- Texte visé : Projet de loi de finances pour 2026, n° 1906
- Stade de lecture : 1ère lecture (1ère assemblée saisie)
- Examiné par : Assemblée nationale (séance publique)
Pour l’année 2026, il est institué un prélèvement complémentaire de 2,6 % à la taxe sur les produits phytopharmaceutiques prévue à l’article L. 253‑8‑2 du code rural et de la pêche maritime. Ce prélèvement complémentaire est établi et recouvré selon les mêmes modalités que la taxe susmentionnée. Le produit de ce prélèvement complémentaire n’est pas affecté.
Cet amendement du groupe Écologiste et Social vise à augmenter la taxation des produits phytopharmaceutiques redevable par les détenteurs d’une autorisation de mise sur le marché (AMM) sur leur chiffre d’affaires des ventes de produits réalisés en France.

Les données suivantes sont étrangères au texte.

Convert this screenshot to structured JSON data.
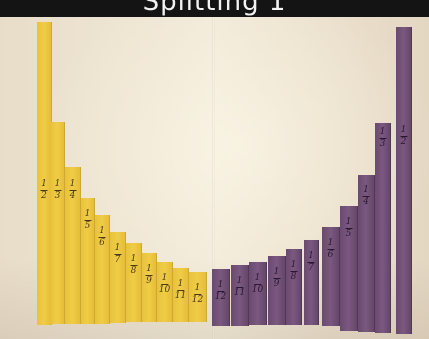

Les pollutions de l’eau potable conduisent à des gouffres financiers. En France, les coûts de traitement liés à la pollution de l’eau potable par les pesticides et les engrais azotés minéraux sont estimés entre 750 millions et 1,3 milliard d’euros par an (UFC – Que choisir, Générations Futures, « Pesticides dans l’eau du robinet », avril 2021). Cependant, ces chiffres sont très probablement sous-évalués, car ils n’ont pas été réactualisés depuis plus de dix ans et ils ne prennent absolument pas en compte les dépenses de santé induites. Une partie de cette somme colossale consacrée à ne traiter que partiellement la pollution de l’eau pourrait plus utilement être investie dans la prévention. Car globalement, nous estimons que le coût de la réparation serait trois fois supérieur au coût de la prévention.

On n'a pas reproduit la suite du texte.